The graphs also show that all through the Reagan years, and the first Bush, and the early Clinton years (before the 'New Economy" of the latter 1990s), the growth of publicly held federal debt ran increasingly above the trend. People often talk about how the federal debt "exploded" after 1980 -- how it grew so much faster than GDP. Well, debt did grow faster for some years after 1980 than before, but most of the difference we see on the graph is because the rate of inflation was coming down after 1980.
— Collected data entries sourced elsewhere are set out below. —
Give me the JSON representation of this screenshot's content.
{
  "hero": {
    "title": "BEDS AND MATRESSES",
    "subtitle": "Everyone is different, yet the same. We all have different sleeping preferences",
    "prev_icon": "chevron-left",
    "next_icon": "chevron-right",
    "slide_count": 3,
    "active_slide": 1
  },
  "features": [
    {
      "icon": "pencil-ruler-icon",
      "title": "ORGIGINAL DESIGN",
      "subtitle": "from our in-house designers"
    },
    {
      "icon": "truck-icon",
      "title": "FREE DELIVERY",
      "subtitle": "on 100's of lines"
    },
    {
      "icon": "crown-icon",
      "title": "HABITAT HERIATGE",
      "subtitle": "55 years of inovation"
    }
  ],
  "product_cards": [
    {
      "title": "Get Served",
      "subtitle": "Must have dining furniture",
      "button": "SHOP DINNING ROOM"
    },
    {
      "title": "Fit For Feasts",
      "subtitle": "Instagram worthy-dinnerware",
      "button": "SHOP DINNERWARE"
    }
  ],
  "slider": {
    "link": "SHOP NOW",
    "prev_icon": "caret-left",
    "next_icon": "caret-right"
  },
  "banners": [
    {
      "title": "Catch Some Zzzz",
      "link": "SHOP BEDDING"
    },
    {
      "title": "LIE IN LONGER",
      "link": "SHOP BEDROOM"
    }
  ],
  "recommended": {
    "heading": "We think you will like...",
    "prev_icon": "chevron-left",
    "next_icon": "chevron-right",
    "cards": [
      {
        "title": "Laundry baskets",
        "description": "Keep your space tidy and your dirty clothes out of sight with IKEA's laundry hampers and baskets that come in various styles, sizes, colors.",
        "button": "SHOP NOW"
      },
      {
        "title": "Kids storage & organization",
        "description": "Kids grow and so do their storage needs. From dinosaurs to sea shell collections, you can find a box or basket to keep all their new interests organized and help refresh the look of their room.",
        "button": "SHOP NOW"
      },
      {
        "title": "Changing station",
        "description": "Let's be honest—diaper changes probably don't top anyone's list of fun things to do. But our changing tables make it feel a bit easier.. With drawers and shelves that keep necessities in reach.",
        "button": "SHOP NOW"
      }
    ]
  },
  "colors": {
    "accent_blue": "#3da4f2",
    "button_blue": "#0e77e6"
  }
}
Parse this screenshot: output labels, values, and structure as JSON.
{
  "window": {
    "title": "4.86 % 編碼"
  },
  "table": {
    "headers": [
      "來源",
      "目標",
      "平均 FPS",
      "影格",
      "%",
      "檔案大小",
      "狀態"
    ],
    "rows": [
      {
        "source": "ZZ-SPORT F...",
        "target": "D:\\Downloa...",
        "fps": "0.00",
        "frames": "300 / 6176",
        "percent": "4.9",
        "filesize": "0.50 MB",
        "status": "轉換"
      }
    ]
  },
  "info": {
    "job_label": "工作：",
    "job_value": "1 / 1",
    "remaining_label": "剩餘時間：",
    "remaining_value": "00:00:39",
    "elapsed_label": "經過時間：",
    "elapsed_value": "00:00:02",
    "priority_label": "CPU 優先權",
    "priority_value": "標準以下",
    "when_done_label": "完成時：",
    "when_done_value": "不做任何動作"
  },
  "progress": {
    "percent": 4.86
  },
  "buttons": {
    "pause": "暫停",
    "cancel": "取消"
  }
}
At the lower rates of inflation, nominal GDP increased at a lower rate, so the rapid growth of the debt was easy to see. Debt did grow faster after 1980 than before, but most of that was due to inflation coming down -- to disinflation -- not to accelerated debt growth. Anyway, as the graphs show, above-trend growth of debt started in the mid-1970s. So some, but not all of the rapid debt growth was due to Reagan spending like a madman. I know nobody wants to hear it, but that's how it is.
One more graph:
Graph #5: Five-Year CAGR Growth Rates Each plotted point shows the end of a five-year period and the compound annual growth rate for the period |
Now I see that federal debt growth was all over the place. Some things are recognizable:
- "Morning in America" around the time of the 1984 peak;
- The federal budget falling toward balance, 1995-2001;
- The response to the 2008 financial crisis, 2008-2013.
I
find it interesting, too, that federal debt growth seems drawn to the
10% level: briefly, after 1975; momentarily after 1980; for the five
years from 1990 to 1995; and since 2020. It is as if some policymaker
said "I dunno, let's see what happens at ten percent." It is most strange to see such things in our economy. It doesn't fill me with confidence.
Nor does my interpretation of logged data fill me with confidence... So much for the growth rate of the federal debt being nearly constant since 2001.